Why Peer Review Is Central to Research — But Not Usually SR&ED Eligible
May 26, 2026 | Jesse Ehrlick
May 26, 2026 | Jesse Ehrlick
Peer review is one of the foundational mechanisms underlying biomedical and clinical research.
It influences:
• funding decisions
• publication processes
• grant refinement
• institutional research development
At nearly every stage of the research ecosystem, some form of peer evaluation is involved.
Yet despite its importance, peer review itself is generally not considered an SR&ED-eligible activity.
Understanding why helps clarify an important distinction within research funding frameworks.
At its core, peer review is an evaluative process.

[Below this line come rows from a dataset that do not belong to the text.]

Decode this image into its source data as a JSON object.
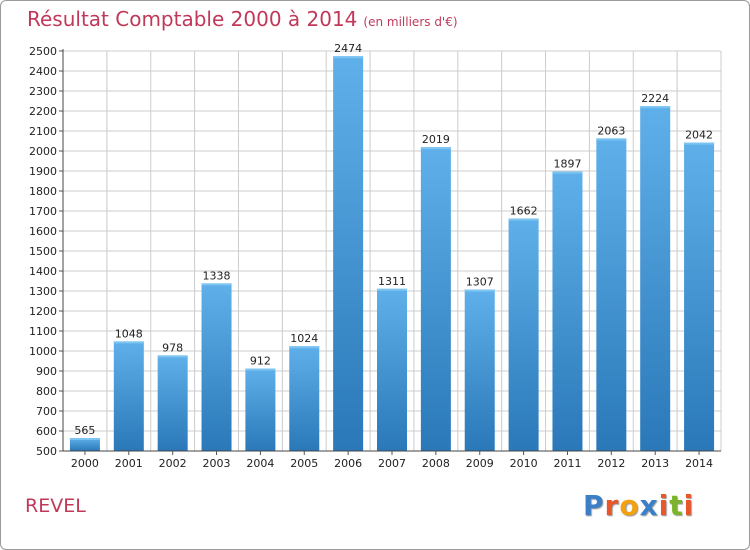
{
  "header": {
    "title": "Résultat Comptable 2000 à 2014",
    "subtitle": "(en milliers d'€)"
  },
  "footer": {
    "town": "REVEL",
    "logo_text": "Proxiti"
  },
  "colors": {
    "title": "#c0395a",
    "bar_top": "#5fb0ea",
    "bar_bottom": "#2a78b8",
    "grid": "#cccccc"
  },
  "chart_data": {
    "type": "bar",
    "title": "Résultat Comptable 2000 à 2014",
    "unit_label": "(en milliers d'€)",
    "categories": [
      "2000",
      "2001",
      "2002",
      "2003",
      "2004",
      "2005",
      "2006",
      "2007",
      "2008",
      "2009",
      "2010",
      "2011",
      "2012",
      "2013",
      "2014"
    ],
    "values": [
      565,
      1048,
      978,
      1338,
      912,
      1024,
      2474,
      1311,
      2019,
      1307,
      1662,
      1897,
      2063,
      2224,
      2042
    ],
    "ylim": [
      500,
      2500
    ],
    "ytick_step": 100,
    "yticks": [
      500,
      600,
      700,
      800,
      900,
      1000,
      1100,
      1200,
      1300,
      1400,
      1500,
      1600,
      1700,
      1800,
      1900,
      2000,
      2100,
      2200,
      2300,
      2400,
      2500
    ],
    "xlabel": "",
    "ylabel": "",
    "grid": true
  }
}
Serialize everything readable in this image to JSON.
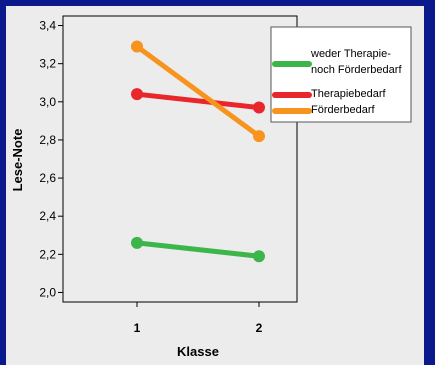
{
  "chart_data": {
    "type": "line",
    "xlabel": "Klasse",
    "ylabel": "Lese-Note",
    "categories": [
      "1",
      "2"
    ],
    "ylim": [
      1.95,
      3.45
    ],
    "yticks": [
      "2,0",
      "2,2",
      "2,4",
      "2,6",
      "2,8",
      "3,0",
      "3,2",
      "3,4"
    ],
    "ytick_values": [
      2.0,
      2.2,
      2.4,
      2.6,
      2.8,
      3.0,
      3.2,
      3.4
    ],
    "series": [
      {
        "name": "weder Therapie-\nnoch Förderbedarf",
        "name_lines": [
          "weder Therapie-",
          "noch Förderbedarf"
        ],
        "values": [
          2.26,
          2.19
        ],
        "color": "#3cb54a"
      },
      {
        "name": "Therapiebedarf",
        "name_lines": [
          "Therapiebedarf"
        ],
        "values": [
          3.04,
          2.97
        ],
        "color": "#e8262b"
      },
      {
        "name": "Förderbedarf",
        "name_lines": [
          "Förderbedarf"
        ],
        "values": [
          3.29,
          2.82
        ],
        "color": "#f7941d"
      }
    ],
    "legend_position": "top-right",
    "grid": false
  },
  "colors": {
    "background": "#0a1a8c",
    "panel": "#ececec",
    "plot_area": "#ececec"
  }
}
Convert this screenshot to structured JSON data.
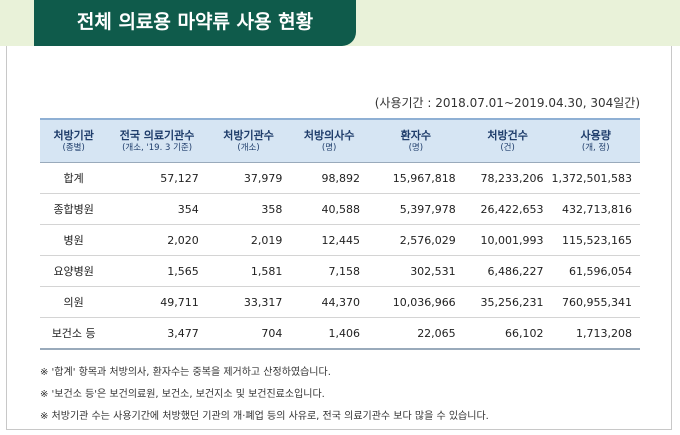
{
  "header": {
    "title": "전체 의료용 마약류 사용 현황"
  },
  "period": "(사용기간 : 2018.07.01~2019.04.30, 304일간)",
  "table": {
    "header": [
      [
        "처방기관",
        "(종별)"
      ],
      [
        "전국 의료기관수",
        "(개소, '19. 3 기준)"
      ],
      [
        "처방기관수",
        "(개소)"
      ],
      [
        "처방의사수",
        "(명)"
      ],
      [
        "환자수",
        "(명)"
      ],
      [
        "처방건수",
        "(건)"
      ],
      [
        "사용량",
        "(개, 정)"
      ]
    ],
    "rows": [
      [
        "합계",
        "57,127",
        "37,979",
        "98,892",
        "15,967,818",
        "78,233,206",
        "1,372,501,583"
      ],
      [
        "종합병원",
        "354",
        "358",
        "40,588",
        "5,397,978",
        "26,422,653",
        "432,713,816"
      ],
      [
        "병원",
        "2,020",
        "2,019",
        "12,445",
        "2,576,029",
        "10,001,993",
        "115,523,165"
      ],
      [
        "요양병원",
        "1,565",
        "1,581",
        "7,158",
        "302,531",
        "6,486,227",
        "61,596,054"
      ],
      [
        "의원",
        "49,711",
        "33,317",
        "44,370",
        "10,036,966",
        "35,256,231",
        "760,955,341"
      ],
      [
        "보건소 등",
        "3,477",
        "704",
        "1,406",
        "22,065",
        "66,102",
        "1,713,208"
      ]
    ]
  },
  "notes": [
    "※ '합계' 항목과 처방의사, 환자수는 중복을 제거하고 산정하였습니다.",
    "※ '보건소 등'은 보건의료원, 보건소, 보건지소 및 보건진료소입니다.",
    "※ 처방기관 수는 사용기간에 처방했던 기관의 개·폐업 등의 사유로, 전국 의료기관수 보다 많을 수 있습니다."
  ]
}
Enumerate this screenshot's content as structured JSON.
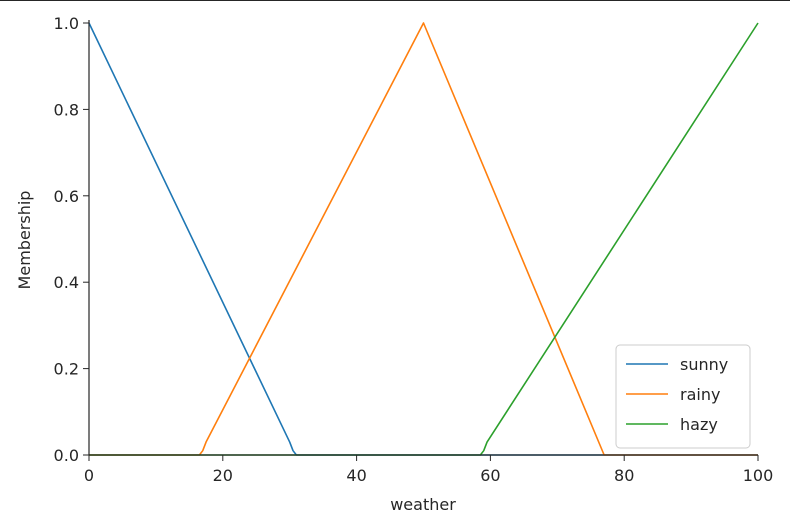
{
  "chart_data": {
    "type": "line",
    "xlabel": "weather",
    "ylabel": "Membership",
    "xlim": [
      0,
      100
    ],
    "ylim": [
      0,
      1.0
    ],
    "x_ticks": [
      "0",
      "20",
      "40",
      "60",
      "80",
      "100"
    ],
    "y_ticks": [
      "0.0",
      "0.2",
      "0.4",
      "0.6",
      "0.8",
      "1.0"
    ],
    "grid": false,
    "legend_position": "lower-right",
    "series": [
      {
        "name": "sunny",
        "color": "#1f77b4",
        "x": [
          0,
          0,
          30,
          30.5,
          31,
          100
        ],
        "y": [
          1,
          1,
          0.03,
          0.01,
          0,
          0
        ]
      },
      {
        "name": "rainy",
        "color": "#ff7f0e",
        "x": [
          0,
          16.5,
          17,
          17.5,
          50,
          77,
          100
        ],
        "y": [
          0,
          0,
          0.01,
          0.03,
          1,
          0,
          0
        ]
      },
      {
        "name": "hazy",
        "color": "#2ca02c",
        "x": [
          0,
          58.5,
          59,
          59.5,
          100
        ],
        "y": [
          0,
          0,
          0.01,
          0.03,
          1
        ]
      }
    ]
  }
}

Researchers review the work of other researchers to assess:
• scientific quality
• methodological rigor
• clarity of research direction
• alignment with funding or publication criteria
This process helps strengthen research programs and improve the quality of scientific work over time.
In academic medicine and biomedical research environments, peer review also contributes to institutional research development by helping researchers refine applications before submission into highly competitive funding systems.
SR&ED is designed to support experimental advancement and the resolution of scientific or technological uncertainty.
As a result, the program focuses primarily on activities directly related to:
• experimentation
• hypothesis testing
• iterative development
• technical refinement
• analysis tied to advancing knowledge or capability
Peer review generally occurs outside that experimental process.
Its purpose is evaluative rather than investigative.
Even though peer review may improve the quality of research, it does not usually constitute experimental development itself.
Modern research environments involve many interconnected layers of activity.
For example, a clinician-scientist research program may involve:
• experimental protocol development
• clinical data analysis
• collaborative technical refinement
• grant writing and peer feedback
• institutional review processes
Some of these activities may align with SR&ED criteria.
Others — particularly evaluative or administrative processes — generally do not.
This distinction is important because research ecosystems are increasingly collaborative and operationally complex.
In practice, one of the biggest challenges in assessing SR&ED eligibility is separating:
• work that advances scientific or technological understanding
from
• work that supports, evaluates, or administers research activity
Both are important.
But they serve different functions within the research ecosystem.
Recognizing that distinction is essential for accurately understanding how research activities fit within funding frameworks.